I often wonder why history doesn’t take more notice of Kirchoff’s accomplishment. The idea that we learned what the Sun and the stars are made of would have astonished the ancients: it still astonishes me. Some philosophers and historians are so alienated from science that the significance of the discovery is hardly mentioned.
This was made painfully clear to me one spring day in 1989, when, during a banquet at a physics conference in Rome, I found myself sitting next to a physicist’s spouse who happened to be a historian at the University of Rome. Although astronomy is a highly specialized profession, I am always amazed by the degree of specialization in other fields. She was an expert on European history of the year 1859 (presumably the university has one hundred nineteenth-century European historians). In a clumsy attempt at polite dinner conversation, I asked why she happened to concentrate on that year. With a “surely you must know” tone, she replied that it was a very significant year because of the development of a remarkable idea. I made the mistake of asking if she was referring to Kirchoff’s discovery of the chemical composition of the Sun. She stared at me so long, with such a curious expression on her face, that I thought surely I must have linguini stuck to my chin. But no, she was simply amazed by the naivete of my question. Finally, she informed me that the significant event of the year 1859 was the publication of A Critique of Political Economy, by Karl Marx.
I further compounded my errors by asking how a mere economic theory could be compared to the discovery of the composition of the stars. I suppose that a biologist might ask why she considered Marx’s book more important than another book published in 1859, On the Origin of Species, by Charles Darwin.

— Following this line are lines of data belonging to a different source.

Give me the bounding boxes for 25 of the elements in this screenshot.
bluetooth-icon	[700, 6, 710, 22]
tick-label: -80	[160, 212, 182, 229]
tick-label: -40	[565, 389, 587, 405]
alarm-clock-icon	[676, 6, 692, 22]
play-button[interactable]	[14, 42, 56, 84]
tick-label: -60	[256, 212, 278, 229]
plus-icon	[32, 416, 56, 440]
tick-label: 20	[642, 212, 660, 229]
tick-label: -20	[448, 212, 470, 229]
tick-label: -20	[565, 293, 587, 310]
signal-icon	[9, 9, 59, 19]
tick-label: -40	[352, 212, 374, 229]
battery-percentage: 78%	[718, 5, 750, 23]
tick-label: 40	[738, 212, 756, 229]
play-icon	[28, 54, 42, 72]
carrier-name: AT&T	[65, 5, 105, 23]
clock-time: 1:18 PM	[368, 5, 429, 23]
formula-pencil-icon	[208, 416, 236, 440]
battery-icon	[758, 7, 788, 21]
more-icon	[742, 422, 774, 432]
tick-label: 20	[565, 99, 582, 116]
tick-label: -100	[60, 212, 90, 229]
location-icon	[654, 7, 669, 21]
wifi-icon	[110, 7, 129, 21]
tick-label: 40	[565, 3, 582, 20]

After another long stare, with a sigh of exasperation she turned to the person sitting on her other side, presumably searching for more enlightened conversation. I am embarrassed to admit that in the intervening years I still haven’t understood why the development of a (since discredited) economic theory is of more lasting importance than learning the stuff of which the stars are made. Perhaps one day I will.
The original source is Edward W. “Rocky” Kolb’s Blind Watchers of the Skies (1996)
I put aside (with some reluctance) explanations that include the words arrogance, educated imbecility, Italian bourgeois manners and ideology. Say instead that the lady evidently lacked intellectual imagination.
I mean the capacity to appreciate the significance of discoveries in another discipline, not to understand them technically, but to grasp what they mean for our general, shared picture of the world. Some other, more recent discoveries of a like kind within my lifetime: Chomsky’s proposal (with the neurological evidence) that the human mind is ‘wired for language’; the platelet movement of the earth’s crust and of course, the cracking of the DNA code by Crick and Watson. Not to know something of discoveries of this magnitude, not to want to understand their consequences for our general outlook is surely to be disqualified from seriousness.
I have reservations about the presiding spirit over at Edge, web organ of the ‘third culture’ but its distinguished contributors make it essential reading.